Project Type

AI/ML & Document Intelligence

Client

Confidential U.S. Client

Location

United States

Task

LLM Fine-tuning (Claude/GPT-3.5), Document Classification, Information Extraction, PDF Processing, OCR Integration, Report Summarization, Multi-Patient Document Splitting

Advanced AI-powered document intelligence system for medico-legal case processing, automating classification and extraction from massive multi-patient medical document compilations spanning thousands of pages.

Fine-tuned LLM implementation using Claude and GPT-3.5 achieving 95% classification accuracy for distinguishing initial reports, progress reports, evaluation reports, and other medical document types from complex PDF files containing scanned documents and mixed patient records.

Intelligent document splitting and extraction pipeline processing jumbo documents with thousands of pages, isolating individual patient reports, classifying medical document types, and summarizing contents into standardized formats required for medico-legal case analysis and proceedings.

Problems

Legal teams handling medico-legal cases faced overwhelming document volumes with thousands of pages containing mixed medical reports from multiple patients, requiring extensive manual review and organization before case analysis could begin.

Manual classification of medical reports into initial assessments, progress notes, evaluations, and other categories consumed significant time and expertise while introducing inconsistencies and errors in document categorization critical for legal proceedings.

Extracting and summarizing relevant medical information from scanned documents, PDFs, and handwritten notes into standardized formats required specialized medical knowledge and labor-intensive manual transcription prone to quality variations.

Solutions

Fine-Tuned LLM Models - Custom-trained Claude and GPT-3.5 models optimized for medical terminology and report classification

95% Classification Accuracy - High-precision automated categorization of medical documents into initial reports, progress reports, and evaluation types

Jumbo Document Processing - Intelligent pipeline handling multi-thousand page compilations containing mixed patient records

PDF and OCR Integration - Advanced processing of scanned documents, PDFs, and mixed-format medical records

Document Splitting Intelligence - Automated identification and separation of individual patient reports from consolidated files

Multi-Patient Handling - Sophisticated logic distinguishing and organizing reports across multiple patients within single documents

Report Type Classification - Automated categorization into initial reports, progress reports, evaluation reports, and specialized medical documents

Structured Extraction Pipeline - AI-driven extraction of key medical information, diagnoses, treatments, and temporal data

Format Standardization - Automated summarization converting diverse report formats into standardized structures for legal analysis

Medico-Legal Optimization - Purpose-built features addressing specific requirements of legal case documentation and proceedings

Process

Our development approach focused on building robust LLM-based classification and extraction systems capable of handling the complexity and scale of medico-legal document processing requirements.

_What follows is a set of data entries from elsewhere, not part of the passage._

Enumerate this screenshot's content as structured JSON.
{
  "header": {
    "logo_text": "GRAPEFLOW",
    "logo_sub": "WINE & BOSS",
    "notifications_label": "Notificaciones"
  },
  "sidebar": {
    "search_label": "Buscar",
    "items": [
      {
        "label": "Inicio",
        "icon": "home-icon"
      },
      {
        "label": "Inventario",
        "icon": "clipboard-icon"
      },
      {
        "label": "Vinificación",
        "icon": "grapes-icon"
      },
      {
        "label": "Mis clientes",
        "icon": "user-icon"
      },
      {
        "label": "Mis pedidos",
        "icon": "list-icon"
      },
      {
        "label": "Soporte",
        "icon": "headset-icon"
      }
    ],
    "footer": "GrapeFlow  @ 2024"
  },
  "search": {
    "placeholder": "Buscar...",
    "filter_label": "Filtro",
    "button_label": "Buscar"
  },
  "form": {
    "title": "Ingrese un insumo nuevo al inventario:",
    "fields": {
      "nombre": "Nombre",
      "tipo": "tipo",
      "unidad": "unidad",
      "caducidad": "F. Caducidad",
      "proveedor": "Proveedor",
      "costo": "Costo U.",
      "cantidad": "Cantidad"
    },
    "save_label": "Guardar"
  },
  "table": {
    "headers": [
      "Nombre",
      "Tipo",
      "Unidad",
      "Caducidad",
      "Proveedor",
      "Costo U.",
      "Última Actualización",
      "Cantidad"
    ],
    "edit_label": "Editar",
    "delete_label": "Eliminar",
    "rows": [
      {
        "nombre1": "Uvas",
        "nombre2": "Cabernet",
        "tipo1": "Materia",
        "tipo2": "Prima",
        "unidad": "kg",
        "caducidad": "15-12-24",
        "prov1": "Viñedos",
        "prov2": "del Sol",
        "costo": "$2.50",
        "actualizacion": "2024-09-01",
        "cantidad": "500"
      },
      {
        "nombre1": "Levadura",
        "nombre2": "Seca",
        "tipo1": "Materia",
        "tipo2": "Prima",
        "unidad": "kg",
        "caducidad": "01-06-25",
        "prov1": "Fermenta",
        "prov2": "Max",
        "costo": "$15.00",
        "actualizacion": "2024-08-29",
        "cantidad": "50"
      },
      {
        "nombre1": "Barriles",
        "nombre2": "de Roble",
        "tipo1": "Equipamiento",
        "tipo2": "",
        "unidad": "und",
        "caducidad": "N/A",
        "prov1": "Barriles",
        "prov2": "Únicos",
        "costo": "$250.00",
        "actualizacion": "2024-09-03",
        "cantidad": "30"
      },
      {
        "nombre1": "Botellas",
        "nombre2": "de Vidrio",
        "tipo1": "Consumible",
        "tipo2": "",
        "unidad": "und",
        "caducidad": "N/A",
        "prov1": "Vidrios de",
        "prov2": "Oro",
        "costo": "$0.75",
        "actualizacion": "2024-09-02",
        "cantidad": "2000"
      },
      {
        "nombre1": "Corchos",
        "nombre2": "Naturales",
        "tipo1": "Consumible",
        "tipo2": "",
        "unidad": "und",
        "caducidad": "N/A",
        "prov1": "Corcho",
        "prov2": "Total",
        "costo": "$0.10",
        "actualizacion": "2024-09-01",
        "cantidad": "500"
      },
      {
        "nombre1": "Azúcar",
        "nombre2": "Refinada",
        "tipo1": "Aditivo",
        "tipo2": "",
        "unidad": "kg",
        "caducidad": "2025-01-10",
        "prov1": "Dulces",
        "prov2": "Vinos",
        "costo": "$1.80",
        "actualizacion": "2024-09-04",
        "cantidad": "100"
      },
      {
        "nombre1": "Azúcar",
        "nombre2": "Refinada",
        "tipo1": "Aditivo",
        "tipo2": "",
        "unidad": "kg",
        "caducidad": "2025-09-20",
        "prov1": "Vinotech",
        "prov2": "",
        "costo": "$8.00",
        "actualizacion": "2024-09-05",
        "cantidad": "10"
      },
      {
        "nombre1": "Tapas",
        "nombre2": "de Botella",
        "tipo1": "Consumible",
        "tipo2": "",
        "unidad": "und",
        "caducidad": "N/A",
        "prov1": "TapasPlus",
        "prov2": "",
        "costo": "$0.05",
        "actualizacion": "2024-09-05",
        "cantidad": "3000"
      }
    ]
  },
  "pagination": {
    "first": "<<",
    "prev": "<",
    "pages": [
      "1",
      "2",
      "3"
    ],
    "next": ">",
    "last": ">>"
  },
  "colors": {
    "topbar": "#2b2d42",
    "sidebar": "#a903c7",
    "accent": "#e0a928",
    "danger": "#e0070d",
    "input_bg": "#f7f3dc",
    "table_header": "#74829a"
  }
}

We fine-tuned both Claude and GPT-3.5 models on medical report data, achieving 95% classification accuracy before implementing the extraction pipeline for standardized content summarization.

01

LLM Fine-tuning & Classification Training

Fine-tuned Claude and GPT-3.5 language models on diverse medical report datasets including initial assessments, progress notes, evaluation reports, and specialized medical documents.

Achieved 95% classification accuracy through iterative training, validation, and optimization enabling reliable automated categorization of medical document types for medico-legal case processing.

02

Document Processing & Splitting Pipeline

Developed intelligent document processing pipeline handling jumbo files with thousands of pages, integrating OCR for scanned documents and PDF parsing for digital records.

Implemented sophisticated document splitting logic identifying patient boundaries, report transitions, and document type changes within consolidated multi-patient medical compilations.

03

Extraction & Summarization Deployment

Built extraction engine identifying and structuring medical information including diagnoses, treatments, patient history, and temporal sequences from classified documents.

Deployed summarization system converting diverse medical report formats into standardized structures required for medico-legal analysis, currently in implementation phase for production deployment.

Results

Successfully achieved 95% classification accuracy in automated medical report categorization, significantly reducing manual review time and improving consistency in document organization for medico-legal cases.

The fine-tuned LLM models reliably distinguish initial reports, progress reports, and evaluation documents while handling the complexity of multi-thousand page compilations containing mixed patient records and scanned documents.

Extraction and summarization implementation progressing toward full deployment, positioned to transform medico-legal document processing by automating the conversion of diverse medical reports into standardized formats required for legal case analysis and proceedings.